Auf kritische Töne reagiert der Fraktionsvorsitzende der Grünen, dessen Idee der Coup vor zwei Jahren war, höchst gereizt. Das bekam ausgerechnet die Chefredakteurin der Taz, Ines Pohl, vergangene Woche zu spüren. Sie solle sich »für Ihre Zeitung« entschuldigen, forderte Trittin in der ZDF-Talkshow »Maybrit Illner«. Anlass für Trittins Attacke war ein Text, in dem der Taz-Redakteur Deniz Yücel Gauck vorwarf, er betreibe »eine Verharmlosung des Holocausts«. Als Beleg führte ­Yücel einen Vortrag Gaucks aus dem Jahr 2006 an. Darin beklagte Gauck »eine Tendenz der Entwelt­lichung des Holocausts«, die dann stattfinde, »wenn das Geschehen des deutschen Judenmordes in eine Einzigartigkeit überhöht« werde. Indem Gauck von einer »Überhöhung« des Holocausts zu einer quasireligiösen Instanz spräche, »spricht er der Shoah die Singularität als ebenso wahnhaften wie systematischen Massenmord an Millionen Juden ab«, kritisierte Yücel, der auch Mitherausgeber der Jungle World ist.
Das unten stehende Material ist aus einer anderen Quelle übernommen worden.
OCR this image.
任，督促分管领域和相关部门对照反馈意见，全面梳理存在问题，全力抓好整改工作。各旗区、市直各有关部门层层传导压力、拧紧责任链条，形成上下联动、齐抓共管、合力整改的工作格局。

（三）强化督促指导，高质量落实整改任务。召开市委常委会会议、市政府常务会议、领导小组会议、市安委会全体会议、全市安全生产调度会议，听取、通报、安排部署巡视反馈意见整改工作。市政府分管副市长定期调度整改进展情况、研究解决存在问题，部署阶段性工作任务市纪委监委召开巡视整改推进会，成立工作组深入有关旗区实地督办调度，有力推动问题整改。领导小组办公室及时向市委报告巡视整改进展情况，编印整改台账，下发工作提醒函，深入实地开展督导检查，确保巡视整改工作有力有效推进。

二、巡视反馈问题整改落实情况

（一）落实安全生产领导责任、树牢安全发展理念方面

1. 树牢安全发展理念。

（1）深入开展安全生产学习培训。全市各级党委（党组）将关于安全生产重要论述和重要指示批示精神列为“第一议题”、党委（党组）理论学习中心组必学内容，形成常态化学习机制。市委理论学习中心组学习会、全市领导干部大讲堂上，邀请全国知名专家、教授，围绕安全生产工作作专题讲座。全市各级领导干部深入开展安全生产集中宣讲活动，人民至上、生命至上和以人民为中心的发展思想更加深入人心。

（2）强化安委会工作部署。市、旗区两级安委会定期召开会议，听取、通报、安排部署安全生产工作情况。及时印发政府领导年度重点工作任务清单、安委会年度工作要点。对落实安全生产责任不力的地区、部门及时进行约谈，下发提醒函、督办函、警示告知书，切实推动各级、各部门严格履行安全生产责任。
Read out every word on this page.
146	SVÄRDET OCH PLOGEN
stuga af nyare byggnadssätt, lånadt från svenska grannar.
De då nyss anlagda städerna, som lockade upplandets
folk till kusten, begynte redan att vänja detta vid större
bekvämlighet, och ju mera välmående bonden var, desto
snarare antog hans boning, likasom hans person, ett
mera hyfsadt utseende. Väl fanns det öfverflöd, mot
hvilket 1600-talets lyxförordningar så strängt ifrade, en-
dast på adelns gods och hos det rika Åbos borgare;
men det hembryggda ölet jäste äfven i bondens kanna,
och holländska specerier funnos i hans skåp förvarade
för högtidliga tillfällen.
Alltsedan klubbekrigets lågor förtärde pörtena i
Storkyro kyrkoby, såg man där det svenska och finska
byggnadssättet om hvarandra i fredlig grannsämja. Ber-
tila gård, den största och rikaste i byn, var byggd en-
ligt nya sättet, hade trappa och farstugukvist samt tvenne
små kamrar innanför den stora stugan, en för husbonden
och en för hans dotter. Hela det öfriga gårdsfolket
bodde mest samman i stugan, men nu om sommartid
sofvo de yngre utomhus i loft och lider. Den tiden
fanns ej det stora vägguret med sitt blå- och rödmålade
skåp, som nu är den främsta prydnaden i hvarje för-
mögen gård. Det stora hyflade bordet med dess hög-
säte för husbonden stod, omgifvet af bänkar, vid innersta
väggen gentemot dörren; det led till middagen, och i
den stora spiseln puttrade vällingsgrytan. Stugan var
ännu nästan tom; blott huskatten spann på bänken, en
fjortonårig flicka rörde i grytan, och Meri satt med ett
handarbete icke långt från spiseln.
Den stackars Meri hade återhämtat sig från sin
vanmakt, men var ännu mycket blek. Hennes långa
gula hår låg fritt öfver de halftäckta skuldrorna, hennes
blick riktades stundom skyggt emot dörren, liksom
Es sei ungeheuerlich, Gauck derartiges vorzuwerfen, polterte Trittin in der Talkshow. Schließlich sei der künftige Bundespräsident Vorsitzender des Vereins »Gegen Vergessen – Für Demokratie«. Und dessen Zweck sei die »Aufarbeitung und Bewahrung des Vermächtnisses des Widerstands gegen die Nazi-Diktatur, zur Aufklärung über den Ursprung des Nationalsozialismus und des Faschismus und ihrer Strukturen sowie zur Darstellung der Opposition, des Widerstands, der Verfolgung und des Exils der Gegner des NS-Regimes«, las der grüne Spitzenpolitiker vor. »Dem Vorsitzenden dieses Vereins Verharmlosung des Holocausts vorzuwerfen, das ist wirklich, auf Deutsch gesagt, Schweinejournalismus«, wies er die irritierte Pohl zurecht.
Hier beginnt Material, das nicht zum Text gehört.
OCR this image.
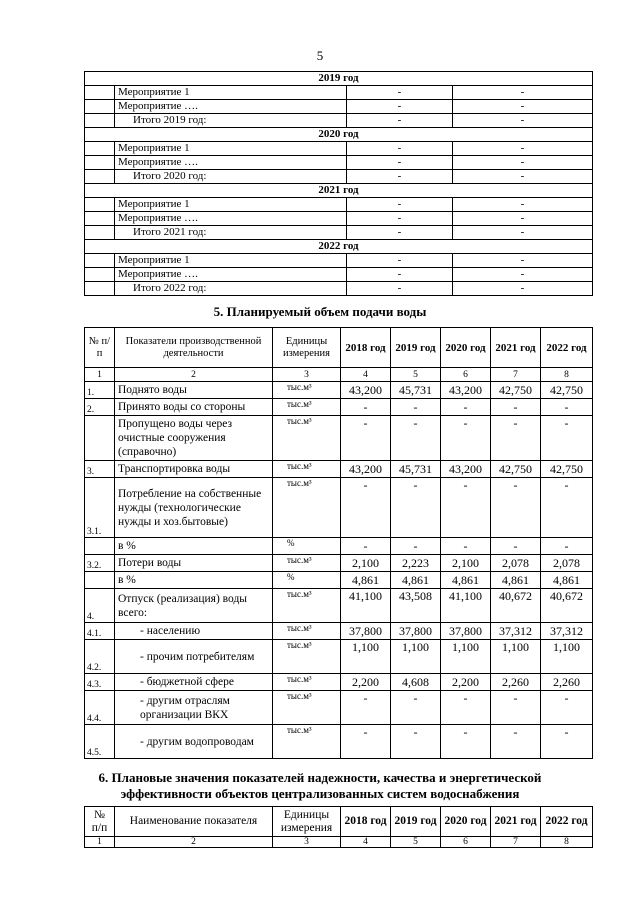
5
2019 год			
	Мероприятие 1	-	-
	Мероприятие ….	-	-
	Итого 2019 год:	-	-
2020 год			
	Мероприятие 1	-	-
	Мероприятие ….	-	-
	Итого 2020 год:	-	-
2021 год			
	Мероприятие 1	-	-
	Мероприятие ….	-	-
	Итого 2021 год:	-	-
2022 год			
	Мероприятие 1	-	-
	Мероприятие ….	-	-
	Итого 2022 год:	-	-
5. Планируемый объем подачи воды
№ п/п	Показатели производственной деятельности	Единицы измерения	2018 год	2019 год	2020 год	2021 год	2022 год
1	2	3	4	5	6	7	8
1.	Поднято воды	тыс.м³	43,200	45,731	43,200	42,750	42,750
2.	Принято воды со стороны	тыс.м³	-	-	-	-	-
	Пропущено воды через очистные сооружения (справочно)	тыс.м³	-	-	-	-	-
3.	Транспортировка воды	тыс.м³	43,200	45,731	43,200	42,750	42,750
3.1.	Потребление на собственные нужды (технологические нужды и хоз.бытовые)	тыс.м³	-	-	-	-	-
	в %	%	-	-	-	-	-
3.2.	Потери воды	тыс.м³	2,100	2,223	2,100	2,078	2,078
	в %	%	4,861	4,861	4,861	4,861	4,861
4.	Отпуск (реализация) воды всего:	тыс.м³	41,100	43,508	41,100	40,672	40,672
4.1.	- населению	тыс.м³	37,800	37,800	37,800	37,312	37,312
4.2.	- прочим потребителям	тыс.м³	1,100	1,100	1,100	1,100	1,100
4.3.	- бюджетной сфере	тыс.м³	2,200	4,608	2,200	2,260	2,260
4.4.	- другим отраслям организации ВКХ	тыс.м³	-	-	-	-	-
4.5.	- другим водопроводам	тыс.м³	-	-	-	-	-
6. Плановые значения показателей надежности, качества и энергетической
эффективности объектов централизованных систем водоснабжения
№ п/п	Наименование показателя	Единицы измерения	2018 год	2019 год	2020 год	2021 год	2022 год
1	2	3	4	5	6	7	8
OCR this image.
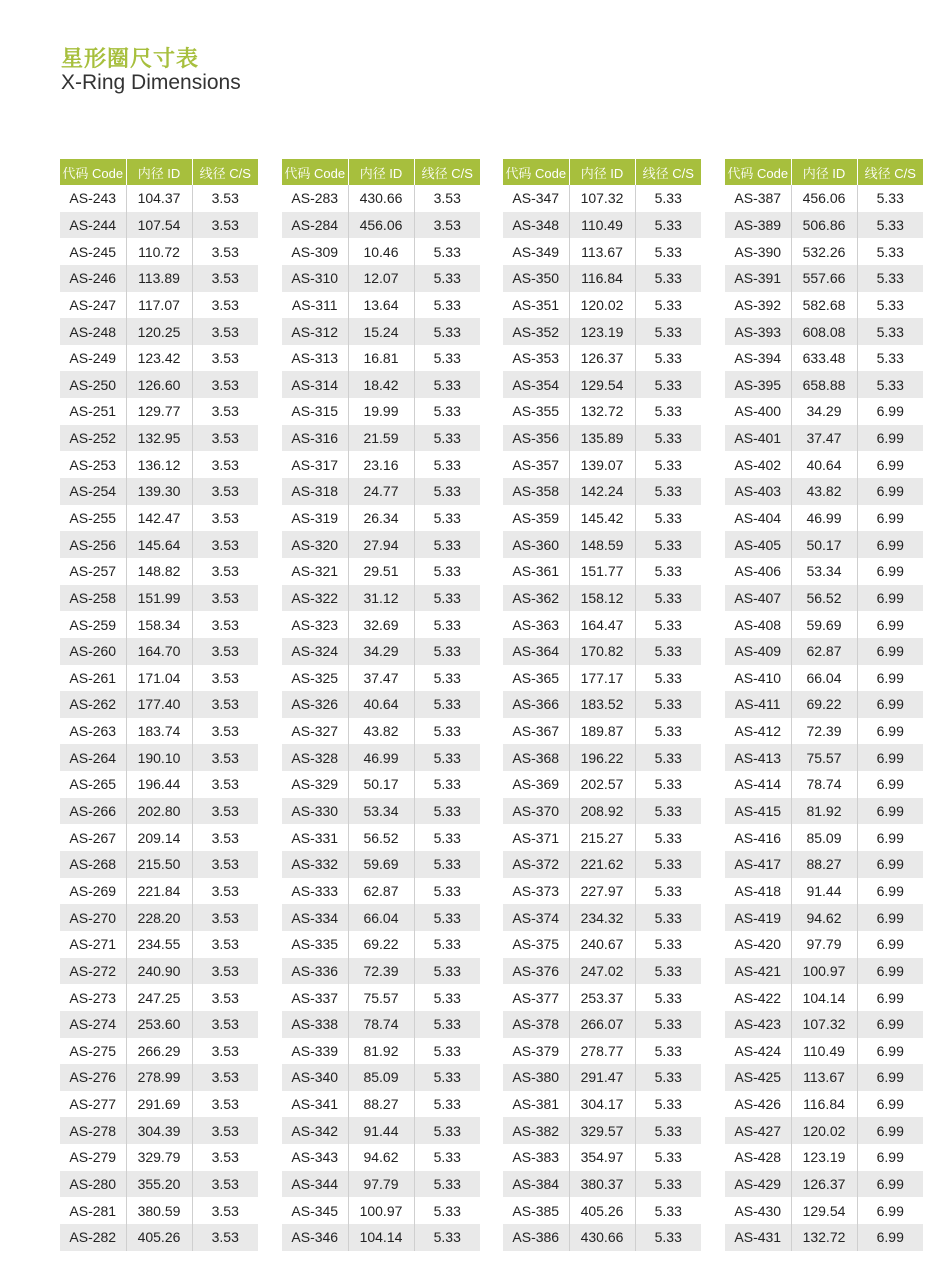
星形圈尺寸表
X-Ring Dimensions
代码 Code	内径 ID	线径 C/S
AS-243	104.37	3.53
AS-244	107.54	3.53
AS-245	110.72	3.53
AS-246	113.89	3.53
AS-247	117.07	3.53
AS-248	120.25	3.53
AS-249	123.42	3.53
AS-250	126.60	3.53
AS-251	129.77	3.53
AS-252	132.95	3.53
AS-253	136.12	3.53
AS-254	139.30	3.53
AS-255	142.47	3.53
AS-256	145.64	3.53
AS-257	148.82	3.53
AS-258	151.99	3.53
AS-259	158.34	3.53
AS-260	164.70	3.53
AS-261	171.04	3.53
AS-262	177.40	3.53
AS-263	183.74	3.53
AS-264	190.10	3.53
AS-265	196.44	3.53
AS-266	202.80	3.53
AS-267	209.14	3.53
AS-268	215.50	3.53
AS-269	221.84	3.53
AS-270	228.20	3.53
AS-271	234.55	3.53
AS-272	240.90	3.53
AS-273	247.25	3.53
AS-274	253.60	3.53
AS-275	266.29	3.53
AS-276	278.99	3.53
AS-277	291.69	3.53
AS-278	304.39	3.53
AS-279	329.79	3.53
AS-280	355.20	3.53
AS-281	380.59	3.53
AS-282	405.26	3.53
代码 Code	内径 ID	线径 C/S
AS-283	430.66	3.53
AS-284	456.06	3.53
AS-309	10.46	5.33
AS-310	12.07	5.33
AS-311	13.64	5.33
AS-312	15.24	5.33
AS-313	16.81	5.33
AS-314	18.42	5.33
AS-315	19.99	5.33
AS-316	21.59	5.33
AS-317	23.16	5.33
AS-318	24.77	5.33
AS-319	26.34	5.33
AS-320	27.94	5.33
AS-321	29.51	5.33
AS-322	31.12	5.33
AS-323	32.69	5.33
AS-324	34.29	5.33
AS-325	37.47	5.33
AS-326	40.64	5.33
AS-327	43.82	5.33
AS-328	46.99	5.33
AS-329	50.17	5.33
AS-330	53.34	5.33
AS-331	56.52	5.33
AS-332	59.69	5.33
AS-333	62.87	5.33
AS-334	66.04	5.33
AS-335	69.22	5.33
AS-336	72.39	5.33
AS-337	75.57	5.33
AS-338	78.74	5.33
AS-339	81.92	5.33
AS-340	85.09	5.33
AS-341	88.27	5.33
AS-342	91.44	5.33
AS-343	94.62	5.33
AS-344	97.79	5.33
AS-345	100.97	5.33
AS-346	104.14	5.33
代码 Code	内径 ID	线径 C/S
AS-347	107.32	5.33
AS-348	110.49	5.33
AS-349	113.67	5.33
AS-350	116.84	5.33
AS-351	120.02	5.33
AS-352	123.19	5.33
AS-353	126.37	5.33
AS-354	129.54	5.33
AS-355	132.72	5.33
AS-356	135.89	5.33
AS-357	139.07	5.33
AS-358	142.24	5.33
AS-359	145.42	5.33
AS-360	148.59	5.33
AS-361	151.77	5.33
AS-362	158.12	5.33
AS-363	164.47	5.33
AS-364	170.82	5.33
AS-365	177.17	5.33
AS-366	183.52	5.33
AS-367	189.87	5.33
AS-368	196.22	5.33
AS-369	202.57	5.33
AS-370	208.92	5.33
AS-371	215.27	5.33
AS-372	221.62	5.33
AS-373	227.97	5.33
AS-374	234.32	5.33
AS-375	240.67	5.33
AS-376	247.02	5.33
AS-377	253.37	5.33
AS-378	266.07	5.33
AS-379	278.77	5.33
AS-380	291.47	5.33
AS-381	304.17	5.33
AS-382	329.57	5.33
AS-383	354.97	5.33
AS-384	380.37	5.33
AS-385	405.26	5.33
AS-386	430.66	5.33
代码 Code	内径 ID	线径 C/S
AS-387	456.06	5.33
AS-389	506.86	5.33
AS-390	532.26	5.33
AS-391	557.66	5.33
AS-392	582.68	5.33
AS-393	608.08	5.33
AS-394	633.48	5.33
AS-395	658.88	5.33
AS-400	34.29	6.99
AS-401	37.47	6.99
AS-402	40.64	6.99
AS-403	43.82	6.99
AS-404	46.99	6.99
AS-405	50.17	6.99
AS-406	53.34	6.99
AS-407	56.52	6.99
AS-408	59.69	6.99
AS-409	62.87	6.99
AS-410	66.04	6.99
AS-411	69.22	6.99
AS-412	72.39	6.99
AS-413	75.57	6.99
AS-414	78.74	6.99
AS-415	81.92	6.99
AS-416	85.09	6.99
AS-417	88.27	6.99
AS-418	91.44	6.99
AS-419	94.62	6.99
AS-420	97.79	6.99
AS-421	100.97	6.99
AS-422	104.14	6.99
AS-423	107.32	6.99
AS-424	110.49	6.99
AS-425	113.67	6.99
AS-426	116.84	6.99
AS-427	120.02	6.99
AS-428	123.19	6.99
AS-429	126.37	6.99
AS-430	129.54	6.99
AS-431	132.72	6.99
Trittin zitierte dabei zwar richtig, aber unvollständig. Er vergaß den zweiten Zweck des Vereins. Gegründet wurde dieser laut Satzung auch »zur Darstellung der Opposition, des Widerstands und der Verfolgung im kommunistischen System durch Aufklärung über die Entwicklung des Kommunismus«. In totalitarismustheoretischer Manier bezeichnet der Verein auf seiner Homepage »die Stärkung der Demokratie in Deutschland und die Auseinandersetzung mit den nationalsozialistischen Verbrechen sowie dem Unrecht des SED-Regimes« als Ziel. Damit taugt der Verein schlecht als Kronzeuge gegen Yücels Behauptung, dass Gauck den Holocaust relativiere – im Gegenteil.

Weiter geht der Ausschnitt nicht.